Chef Duc in the kitchen at Mango Mango. Photo by Christian Berg
I remember growing up with my mother, and her directing me and my sisters to go out to the garden and pick out mangoes, star apples, and guavas and put them in a basket. She would look at it and see how good it was before she sent me off to the market. I would sit there and sell it. I was 10 and I loved it.
We had a big farm. We had big ducks laying eggs. Farmers from the Mekong Delta, from Cần Thơ, Rạch Giá, they would come to my mother’s house to collect ducks by the hundreds.
My mother taught me about food, about serving people good food, and nurturing people with good food.
My parents would work from 3 o’clock in the morning until 6 or 7 o’clock, have breakfast, send their kids to school, have a little rest then work again from 9 to 11:30. Then they’d make sure everyone is fed, have a little siesta. At 1:30 they woke up and worked all the way until 6 o’clock when it was family time and dinner time. There was one hour of black and white TV, and they’d go to sleep at 9 o’clock.
15 years ago I came back to Vietnam, and four or five times a year I go down there to hang out with her and the family. She says, "Make sure you stay with the quality that people deserve. If it’s good enough for you to eat, you bring it out to the table. Anything less, don’t do it. That’s how you bring customers back.” She taught me about food, about serving people good food, and nurturing people with good food.
My idea for staying here was because I wanted to chill on the beach. The town was beautiful and the longer I stayed I saw there was a huge potential here for tourism. The first time I went to the market I said, “Look at all this food!” I bought a whole bunch. I was staying at this hotel, and I brought all the food back. I said, “I wanna cook, I need your space. I’m going to cook for you and I’m going to call a few other friends to come for dinner.”
So I made 8 dishes, and 20 people showed up, I had shrimp in lá lốt, stuffed tofu, fish in banana leaf, green beans, and more. They said, “This is not Vietnamese food. What kind of food is this?" I said, “I made it up today.” And everyone enjoyed it. I still love the food resources here. It’s still amazing here.
Eat abundantly. Spend five days just to eat. There is a knack to recognizing good food. Vietnamese street food breakfast is only from 5 to 8:30. Lunch is from 10:30 until about 12 noon. When you see the pot is tilted, that means it’s done. You’ll find where people are grilling something on the street, that’s good food.
Cook abundantly with what you have around you.
Hoi An is the best place for seafood. I like to sit in a quiet place on the beach and eat some amazing seafood. I go to Hanh (9 Au Co) on Cua Dai Beach for steamed ocean prawns, steamed clams with chili, lemongrass and basil, and grilled squid. A-Roi on the beach, that's some really really good food.

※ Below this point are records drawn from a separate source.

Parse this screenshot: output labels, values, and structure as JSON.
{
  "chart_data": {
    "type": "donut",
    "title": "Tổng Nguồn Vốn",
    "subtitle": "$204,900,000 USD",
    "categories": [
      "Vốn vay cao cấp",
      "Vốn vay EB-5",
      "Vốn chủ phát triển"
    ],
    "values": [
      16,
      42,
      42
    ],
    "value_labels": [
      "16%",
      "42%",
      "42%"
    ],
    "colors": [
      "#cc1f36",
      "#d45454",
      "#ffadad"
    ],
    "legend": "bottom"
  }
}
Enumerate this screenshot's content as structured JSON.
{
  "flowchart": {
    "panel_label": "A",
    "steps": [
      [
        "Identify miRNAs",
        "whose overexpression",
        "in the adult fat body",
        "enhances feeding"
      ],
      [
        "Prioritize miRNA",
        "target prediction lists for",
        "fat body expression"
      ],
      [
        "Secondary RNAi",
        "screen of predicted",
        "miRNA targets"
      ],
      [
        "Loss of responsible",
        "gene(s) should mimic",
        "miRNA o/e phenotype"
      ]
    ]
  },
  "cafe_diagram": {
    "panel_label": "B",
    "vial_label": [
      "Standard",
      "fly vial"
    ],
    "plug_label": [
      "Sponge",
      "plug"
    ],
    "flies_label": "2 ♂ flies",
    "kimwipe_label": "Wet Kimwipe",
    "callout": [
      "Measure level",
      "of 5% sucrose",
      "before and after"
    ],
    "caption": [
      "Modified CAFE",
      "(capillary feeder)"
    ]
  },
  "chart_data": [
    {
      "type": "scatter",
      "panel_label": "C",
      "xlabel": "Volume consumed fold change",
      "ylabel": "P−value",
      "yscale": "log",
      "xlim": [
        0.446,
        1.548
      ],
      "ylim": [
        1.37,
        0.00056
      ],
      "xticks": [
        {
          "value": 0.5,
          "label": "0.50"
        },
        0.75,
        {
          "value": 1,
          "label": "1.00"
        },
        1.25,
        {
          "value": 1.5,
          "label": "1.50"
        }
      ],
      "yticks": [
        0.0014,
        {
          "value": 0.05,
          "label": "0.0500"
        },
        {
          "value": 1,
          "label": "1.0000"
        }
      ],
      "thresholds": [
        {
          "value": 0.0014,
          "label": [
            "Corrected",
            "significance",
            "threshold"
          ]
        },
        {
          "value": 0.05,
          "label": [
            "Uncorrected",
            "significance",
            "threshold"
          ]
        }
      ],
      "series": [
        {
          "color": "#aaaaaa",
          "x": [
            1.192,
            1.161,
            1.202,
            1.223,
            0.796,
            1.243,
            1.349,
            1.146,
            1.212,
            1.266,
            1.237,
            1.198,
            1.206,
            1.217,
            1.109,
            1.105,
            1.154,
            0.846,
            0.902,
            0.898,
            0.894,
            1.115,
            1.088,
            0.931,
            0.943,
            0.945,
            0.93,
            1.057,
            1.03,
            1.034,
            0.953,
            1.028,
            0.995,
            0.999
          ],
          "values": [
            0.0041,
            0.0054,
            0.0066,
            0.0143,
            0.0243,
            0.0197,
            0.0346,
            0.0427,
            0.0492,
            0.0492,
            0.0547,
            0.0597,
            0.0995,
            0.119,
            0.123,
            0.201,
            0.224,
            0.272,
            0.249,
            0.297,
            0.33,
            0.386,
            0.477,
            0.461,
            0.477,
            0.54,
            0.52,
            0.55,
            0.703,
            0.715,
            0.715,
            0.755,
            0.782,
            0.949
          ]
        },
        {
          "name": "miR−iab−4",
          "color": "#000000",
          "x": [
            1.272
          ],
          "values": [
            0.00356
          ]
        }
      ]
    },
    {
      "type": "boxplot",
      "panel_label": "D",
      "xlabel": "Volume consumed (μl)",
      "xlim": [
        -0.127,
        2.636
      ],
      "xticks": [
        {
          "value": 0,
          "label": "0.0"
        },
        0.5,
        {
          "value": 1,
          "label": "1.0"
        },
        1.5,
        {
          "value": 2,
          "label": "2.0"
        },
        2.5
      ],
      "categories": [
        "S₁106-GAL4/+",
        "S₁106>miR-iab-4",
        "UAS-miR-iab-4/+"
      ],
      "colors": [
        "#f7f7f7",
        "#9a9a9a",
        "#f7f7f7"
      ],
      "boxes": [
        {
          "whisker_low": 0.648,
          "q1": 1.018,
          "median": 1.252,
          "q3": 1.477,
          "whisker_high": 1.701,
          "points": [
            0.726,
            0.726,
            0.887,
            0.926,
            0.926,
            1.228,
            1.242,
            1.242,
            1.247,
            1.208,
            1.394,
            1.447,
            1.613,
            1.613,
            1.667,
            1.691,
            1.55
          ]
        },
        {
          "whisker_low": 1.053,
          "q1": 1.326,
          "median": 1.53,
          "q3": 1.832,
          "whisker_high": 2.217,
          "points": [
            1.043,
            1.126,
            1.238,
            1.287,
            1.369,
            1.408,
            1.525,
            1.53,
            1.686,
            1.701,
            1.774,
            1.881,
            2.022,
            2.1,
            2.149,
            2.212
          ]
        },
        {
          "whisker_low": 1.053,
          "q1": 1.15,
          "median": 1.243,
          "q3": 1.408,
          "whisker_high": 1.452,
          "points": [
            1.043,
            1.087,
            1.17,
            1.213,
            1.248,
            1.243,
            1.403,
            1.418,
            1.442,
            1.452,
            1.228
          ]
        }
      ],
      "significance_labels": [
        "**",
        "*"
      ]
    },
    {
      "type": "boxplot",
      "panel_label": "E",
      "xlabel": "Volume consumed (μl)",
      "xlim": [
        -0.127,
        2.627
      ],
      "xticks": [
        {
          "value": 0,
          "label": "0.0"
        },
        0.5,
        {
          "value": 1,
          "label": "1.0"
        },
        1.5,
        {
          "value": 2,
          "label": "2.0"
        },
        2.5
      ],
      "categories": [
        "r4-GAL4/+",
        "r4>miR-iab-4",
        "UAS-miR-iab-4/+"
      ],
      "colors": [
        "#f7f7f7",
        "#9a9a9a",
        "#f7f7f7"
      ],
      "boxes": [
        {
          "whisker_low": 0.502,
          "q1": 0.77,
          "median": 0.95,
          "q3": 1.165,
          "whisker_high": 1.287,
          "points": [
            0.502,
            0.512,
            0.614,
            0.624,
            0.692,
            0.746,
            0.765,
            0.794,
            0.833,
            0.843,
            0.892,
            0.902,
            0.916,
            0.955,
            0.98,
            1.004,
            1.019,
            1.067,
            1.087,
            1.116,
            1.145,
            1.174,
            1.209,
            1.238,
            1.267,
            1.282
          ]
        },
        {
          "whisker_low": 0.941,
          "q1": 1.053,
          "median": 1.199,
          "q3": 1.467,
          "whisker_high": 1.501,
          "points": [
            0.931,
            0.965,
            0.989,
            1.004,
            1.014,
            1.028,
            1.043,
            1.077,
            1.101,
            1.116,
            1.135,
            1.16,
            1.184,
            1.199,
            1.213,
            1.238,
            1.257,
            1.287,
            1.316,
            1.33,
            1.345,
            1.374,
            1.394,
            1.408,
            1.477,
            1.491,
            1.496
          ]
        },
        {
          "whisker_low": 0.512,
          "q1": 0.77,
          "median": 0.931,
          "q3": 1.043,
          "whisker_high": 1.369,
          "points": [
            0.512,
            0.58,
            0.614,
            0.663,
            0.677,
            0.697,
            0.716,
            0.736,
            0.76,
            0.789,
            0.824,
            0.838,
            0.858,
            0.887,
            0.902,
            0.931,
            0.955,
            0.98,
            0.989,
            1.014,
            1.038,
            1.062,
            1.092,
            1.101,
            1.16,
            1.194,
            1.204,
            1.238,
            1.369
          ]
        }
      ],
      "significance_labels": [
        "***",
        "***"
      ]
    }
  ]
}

It’s more of a cooking demonstration. I walk them through the market. I love to show them how to pick vegetables and fruits. The whole time I explain the way Vietnamese use herbs, and how we eat with liquid, fiber, starch, and five tastes. I get to cook and explain what’s going on. They sit back and understand. The goal is to give people an idea of the Vietnamese style of cooking traditionally. I give them something I’m proud of which my mother gave me, but I make it with a twist.
I tell them there’s no food police. Do whatever you want. Make sure you have beautiful ingredients in front of you, buy fresh, be inspired and incorporate the five tastes in it. Balance it. Make sure you prep, and cook like crazy. Cook abundantly with what you have around you.